Oh, and the distinguished congresspersons likely will (a) approximately double spending for special operations (good), while (b) restricting use of Spec-Ops forces without a presidential order giving Congress information about what's up. The latter point means word well could leak out to the public and the very country where Spec-Ops forces are deployed, which is not so good.
Nor will Iraq likely escape congressional prattling. Guerrilla-warfare deaths to Americans now surpass the number of American deaths during formal hostilities earlier this year. Terrorists from all over the Middle East are flooding into Iraq for the opportunity to use Americans for target practice. The UN and many traditional U.S. allies are hanging back with helping out in Iraq - with one official at the ever-intrepid UN citing a "level of discomfort with charging ahead." Persisting American deaths there could do as much to undermine President Bush's re-election as a plunging economy.
Pfc. Jessica Lynch, captured by the Iraqis and rescued by Spec-Ops forces, now has an honorable discharge from the Army, a $1-million book deal, a ghost of note to write it (departed New York Times Pulitzer reporter Rick Bragg), and a fiance.

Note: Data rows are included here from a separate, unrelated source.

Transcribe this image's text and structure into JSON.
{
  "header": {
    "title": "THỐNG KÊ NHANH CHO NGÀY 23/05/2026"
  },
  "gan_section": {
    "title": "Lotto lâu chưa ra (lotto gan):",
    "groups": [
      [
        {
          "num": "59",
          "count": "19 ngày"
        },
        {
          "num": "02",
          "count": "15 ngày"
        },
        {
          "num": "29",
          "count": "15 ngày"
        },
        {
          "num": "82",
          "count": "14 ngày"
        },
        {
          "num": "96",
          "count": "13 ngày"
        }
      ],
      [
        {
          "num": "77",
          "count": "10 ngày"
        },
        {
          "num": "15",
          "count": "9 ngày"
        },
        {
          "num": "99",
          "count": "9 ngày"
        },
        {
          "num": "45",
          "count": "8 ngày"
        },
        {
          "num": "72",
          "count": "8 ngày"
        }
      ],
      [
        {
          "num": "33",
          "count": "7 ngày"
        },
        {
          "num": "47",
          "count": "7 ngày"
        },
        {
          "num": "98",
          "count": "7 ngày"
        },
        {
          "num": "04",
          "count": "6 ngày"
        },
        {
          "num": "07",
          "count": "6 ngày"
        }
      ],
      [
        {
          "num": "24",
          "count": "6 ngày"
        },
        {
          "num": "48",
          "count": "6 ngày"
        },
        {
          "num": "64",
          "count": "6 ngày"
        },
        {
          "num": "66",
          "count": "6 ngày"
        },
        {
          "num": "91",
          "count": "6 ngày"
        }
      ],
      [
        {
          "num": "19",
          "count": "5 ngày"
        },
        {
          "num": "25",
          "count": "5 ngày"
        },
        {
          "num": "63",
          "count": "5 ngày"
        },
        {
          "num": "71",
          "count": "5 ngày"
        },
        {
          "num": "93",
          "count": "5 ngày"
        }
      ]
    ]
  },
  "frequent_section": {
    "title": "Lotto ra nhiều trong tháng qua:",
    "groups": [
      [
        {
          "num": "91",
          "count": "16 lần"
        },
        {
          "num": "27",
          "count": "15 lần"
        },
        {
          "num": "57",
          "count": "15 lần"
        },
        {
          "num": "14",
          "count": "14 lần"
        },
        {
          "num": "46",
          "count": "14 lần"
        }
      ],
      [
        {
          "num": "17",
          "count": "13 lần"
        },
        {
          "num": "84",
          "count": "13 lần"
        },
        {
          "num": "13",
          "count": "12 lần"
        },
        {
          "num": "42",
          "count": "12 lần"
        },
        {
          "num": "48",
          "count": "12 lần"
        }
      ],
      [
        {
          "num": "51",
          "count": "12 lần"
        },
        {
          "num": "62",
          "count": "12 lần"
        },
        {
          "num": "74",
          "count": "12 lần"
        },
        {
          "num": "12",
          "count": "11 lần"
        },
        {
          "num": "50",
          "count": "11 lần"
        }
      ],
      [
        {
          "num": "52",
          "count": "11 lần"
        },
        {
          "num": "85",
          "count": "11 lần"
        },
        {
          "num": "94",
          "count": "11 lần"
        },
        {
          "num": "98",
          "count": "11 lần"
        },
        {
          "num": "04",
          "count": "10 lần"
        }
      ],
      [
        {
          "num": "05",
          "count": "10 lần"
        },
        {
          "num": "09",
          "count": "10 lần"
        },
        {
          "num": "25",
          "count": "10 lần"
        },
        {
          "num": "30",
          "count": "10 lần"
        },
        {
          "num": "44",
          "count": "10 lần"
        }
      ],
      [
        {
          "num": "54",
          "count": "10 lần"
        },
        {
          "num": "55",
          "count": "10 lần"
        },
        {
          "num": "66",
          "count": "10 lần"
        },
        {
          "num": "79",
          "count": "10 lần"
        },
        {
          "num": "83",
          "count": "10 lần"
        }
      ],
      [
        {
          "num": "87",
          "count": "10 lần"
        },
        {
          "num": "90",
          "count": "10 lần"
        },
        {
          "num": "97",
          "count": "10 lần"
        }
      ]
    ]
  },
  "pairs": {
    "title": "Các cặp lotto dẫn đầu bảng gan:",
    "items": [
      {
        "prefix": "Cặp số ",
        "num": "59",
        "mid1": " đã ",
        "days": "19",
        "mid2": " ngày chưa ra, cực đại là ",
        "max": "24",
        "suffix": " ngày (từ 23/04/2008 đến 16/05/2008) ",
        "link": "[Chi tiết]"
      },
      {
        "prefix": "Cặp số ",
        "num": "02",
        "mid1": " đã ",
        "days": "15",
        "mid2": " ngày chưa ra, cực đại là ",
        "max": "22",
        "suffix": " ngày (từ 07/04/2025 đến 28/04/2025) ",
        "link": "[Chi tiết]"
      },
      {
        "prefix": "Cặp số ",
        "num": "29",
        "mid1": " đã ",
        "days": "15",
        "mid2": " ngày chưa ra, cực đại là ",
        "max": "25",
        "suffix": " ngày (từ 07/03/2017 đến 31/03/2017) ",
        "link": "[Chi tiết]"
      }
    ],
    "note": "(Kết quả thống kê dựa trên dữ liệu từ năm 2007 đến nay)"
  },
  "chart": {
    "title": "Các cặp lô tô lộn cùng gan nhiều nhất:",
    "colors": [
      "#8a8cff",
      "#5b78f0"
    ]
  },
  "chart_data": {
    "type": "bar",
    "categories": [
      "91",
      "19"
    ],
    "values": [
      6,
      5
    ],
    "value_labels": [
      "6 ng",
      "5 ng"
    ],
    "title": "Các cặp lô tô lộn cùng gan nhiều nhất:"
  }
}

Not bad ancillaries for a patriotic gal who sought simply to serve her country.
Palestinian extremists and Boss Yasser have shot holes in the Road Map to Mideast Peace. The "moderate" Mahmoud Abbas is gone. Israel has declared it will isolate, even exile, the dread Yasser and will continue with taking out the terrorists. Oh, and they will continue with building the Fence. And who can blame them - given the war the Palestinian terrorists are waging against the Israeli people?
Mikhail Gorbachev has had one certifiably commendable revelation - somewhere in the mid-'80s when he probably bapped himself on the head and said something akin to, "Hey, Lenin may have been wrong. This communist thing may not work after all." Now he has another: a nature preserve along the full length of the Iron Curtain, from Finland to the Adriatic. During the 40 years the Soviets kept it free of people, the border between Western Europe and the Soviet bloc grew chock-a-block with flora and fauna. Gorbachev now thinks it ought to be kept that way in perpetuity, adding, "Ecology isn't something we can leave only to politicians."
Heck, why not extend the idea to the area near the Fence the Israelis are building? Two problems: (1) it's desert, where little grows; (2) it's a war zone, so any planting likely would go untended. But then, perhaps joint Israeli-Palestinian tending of such a nature preserve would be a step along the tattered Road Map to peace.
The Naval Academy has a new superintendent, Vice Admiral Rodney Rempt. His goal in steering the Academy away from recent difficulties, including a rank-pulling "contretemps" that led to his predecessor's resignation? In his words: "to help midshipmen develop very high ethical character." Good onya, Admiral. And perhaps character-building is why despite disappointing judicial rulings finding meal prayers violative of the Constitution (including the VMI ruling by 4th Circuit Court of Appeals, in whose jurisdiction the Naval Academy lies), the Naval Academy is retaining its midday meal prayer - making it the only service academy to do so. Amen.
And speaking of getting the right perspective on things, tough-guy Sheriff Joe Arpaio of Maricopa County (Phoenix), Ariz., has allowed 2,000 prisoners at a barbed-wire-surrounded tent encampment at the county jail to strip down to their government-issued pink boxer shorts because of the heat (138 degrees inside some of the tents). Some of the inmates term the tents and pink boxers "inhumane." Sheriff Arpaio, who created the tent city and long ago started making the prisoners wear pink, is unsympathetic. Recently he told the inmates: "It's 120 degrees in Iraq and the soldiers are living in tents and they didn't commit any crimes, so shut your mouths."